Il progetto si è articolato in due parti: lo spettacolo teatrale “Marco e Primo” del 26
gennaio 2013, esito finale del laboratorio teatrale a cura di Gianni Bissaca, e la
mattinata di incontri e dialoghi di memoria “I mnemagoghi” del 27 maggio 2013, a
cura di Cristina Bracchi e di Barbara Mariatti, in cui si sono avvicendate brevi
narrazioni, suggestioni, domande, rammemorazioni pensate e scritte da studenti del
Liceo Gobetti e messe in relazione con realtà ed esperienze di artisti e studiosi dello
scrittore. Si è trattato della conclusione di una esperienza di scrittura a proposito di sé,
della storia familiare e di Levi, coordinata dalle referenti del progetto e organizzata in
modo autonomo, nella didattica mattutina, dalle docenti Marisa Bello, Paola Valpreda e
Giuseppina Pisanu, che hanno partecipato al laboratorio, parallelo a quello teatrale.

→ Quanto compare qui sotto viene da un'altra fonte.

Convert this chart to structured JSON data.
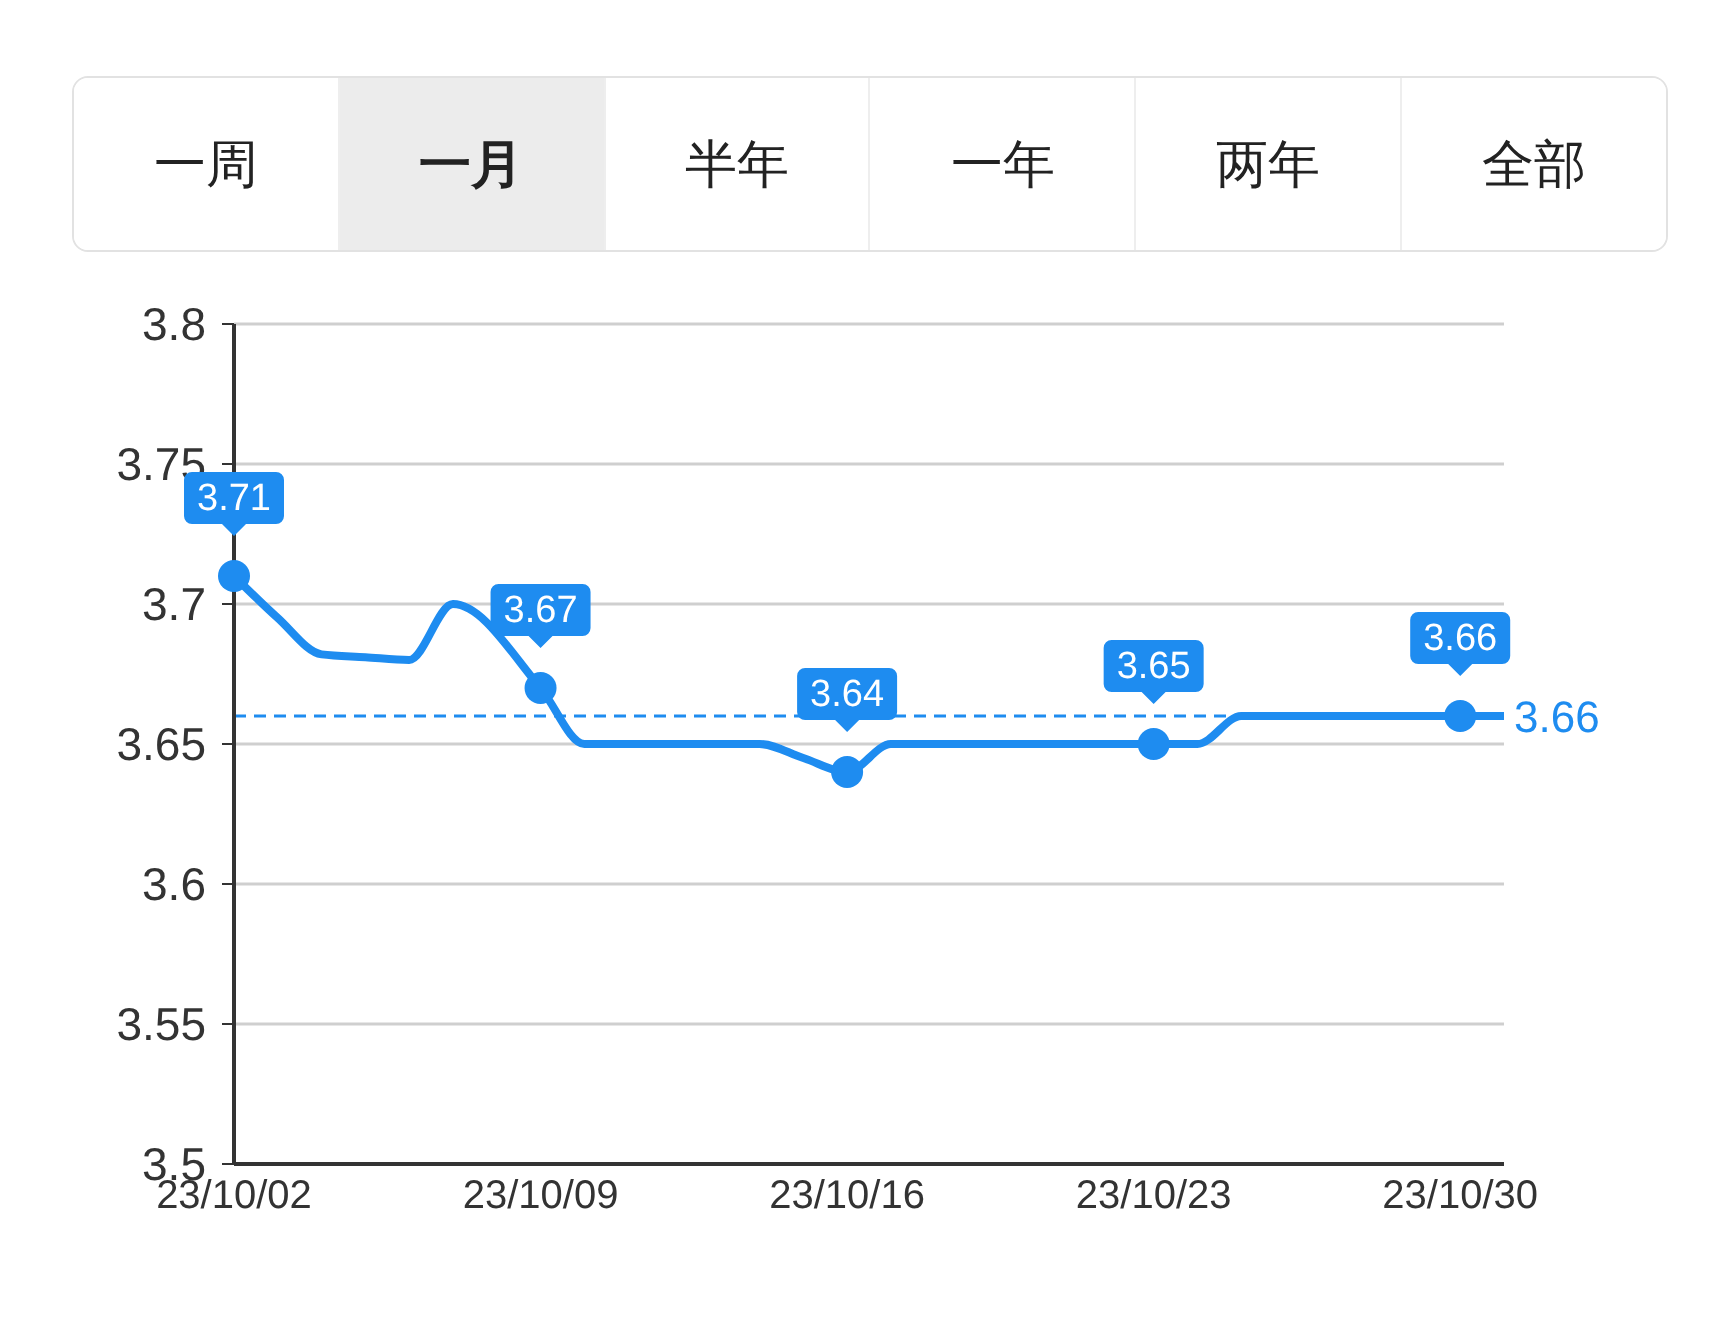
{
  "chart_data": {
    "type": "line",
    "annotations": [
      "一周",
      "一月",
      "半年",
      "一年",
      "两年",
      "全部"
    ],
    "categories": [
      "23/10/02",
      null,
      null,
      null,
      null,
      null,
      null,
      "23/10/09",
      null,
      null,
      null,
      null,
      null,
      null,
      "23/10/16",
      null,
      null,
      null,
      null,
      null,
      null,
      "23/10/23",
      null,
      null,
      null,
      null,
      null,
      null,
      "23/10/30",
      null
    ],
    "series": [
      {
        "color": "#1e8cf0",
        "values": [
          3.71,
          3.695,
          3.682,
          3.681,
          3.68,
          3.7,
          null,
          3.67,
          3.65,
          3.65,
          3.65,
          3.65,
          3.65,
          3.645,
          3.64,
          3.65,
          3.65,
          3.65,
          3.65,
          3.65,
          3.65,
          3.65,
          3.65,
          3.66,
          3.66,
          3.66,
          3.66,
          3.66,
          3.66,
          3.66
        ],
        "value_labels": [
          "3.71",
          null,
          null,
          null,
          null,
          null,
          null,
          "3.67",
          null,
          null,
          null,
          null,
          null,
          null,
          "3.64",
          null,
          null,
          null,
          null,
          null,
          null,
          "3.65",
          null,
          null,
          null,
          null,
          null,
          null,
          "3.66",
          null
        ]
      }
    ],
    "ylim": [
      3.5,
      3.8
    ],
    "yticks": [
      3.5,
      3.55,
      3.6,
      3.65,
      3.7,
      3.75,
      3.8
    ],
    "grid": "y",
    "line_style": "solid",
    "ref_lines": [
      {
        "axis": "y",
        "value": 3.66,
        "label": "3.66",
        "color": "#1e8cf0",
        "line_style": "dashed"
      }
    ]
  }
}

Il progetto ha avuto riscontri di interesse e di formazione molto positivi sia su allievi/e
sia su docenti. La riflessione sulla memoria è stata recepita e articolata in modo
personale e originale dalle classi coinvolte in entrambi i laboratori ed è stata condivisa
nei due eventi con tutte le ragazze e tutti i ragazzi della scuola.
I mnemagoghi di Levi, le boccette che racchiudono la memoria olfattiva delle
sensazioni e dei ricordi, nella raccolta Storie naturali del 1966, sono stati gli spunti
simbolici e ideali per mettersi in gioco, partendo da sé e dal proprio presente, rispetto
alle sollecitazioni che i temi della scrittura e l’esperienza di Levi propongono. Che cosa
conserviamo nelle nostre ampolle? Come sappiamo farne narrazione e racconto da
condividere e mettere in dialogo con altre e altri? Cosa dell’umanità e dell’invenzione,
della scrittura del sé e della narrativa dello scrittore custodiamo nelle nostre boccette?
Come ne parleremmo con Levi? Soprattutto i temi autobiografici relativi all’infanzia e
all’adolescenza, appartenenti a Il sistema periodico del 1975, sono stati utilizzati nel
progetto di “scrittura guidata” e di “rappresentazione narrativa” delle pagine di Levi,
con richiami a Se questo è un uomo e La tregua. Abbiamo inteso attuare un teatro del
narrare e una narrazione del sé che mettano a tema se e come ragazze e ragazzi possano
essere soggetti di memoria e oggetto di memoria, nel legame di pratiche e di significato
con l’esperienza di Marco Pennacini e la scrittura di Primo Levi. Mettersi in gioco a
partire da sé per creare memoria, per fare racconto della memoria e del ricordo,
attivando una relazione significativa con chi in famiglia e nella storia ha vissuto
esperienze prima di noi, per passare dalla memoria al racconto di questa. «Fin dal primo
mio libro ho desiderato che i miei scritti anche se li ho firmati io, fossero letti come
opere collettive, come una voce che rappresentasse altre voci»1 scriveva Levi e a questo
abbiamo fatto riferimento, come all’idea di “mondità” di Hanna Arendt, nella pratica
della vita activa 2che pertiene alla condizione umana, in cui l’azione, il discorso, il
pensiero per diventare cose del mondo, avere o essere realtà ed esistenza duratura,
devono essere riconosciuti e ricordati. Ecco perché il narrare.
Torino, 1 ottobre 2013
Cristina Bracchi e Barbara Mariatti
1
Primo Levi, Alla nostra generazione…, in Storia vissuta, Franco Angeli, Milano 1988.
Hanna Arendt, The Human Condition, Chicago, Universtity of Chicago, 1958, trad. it. Di Sergio Finzi,
Vita Activa. La condizione umana, Milano, Bompiani, 1991.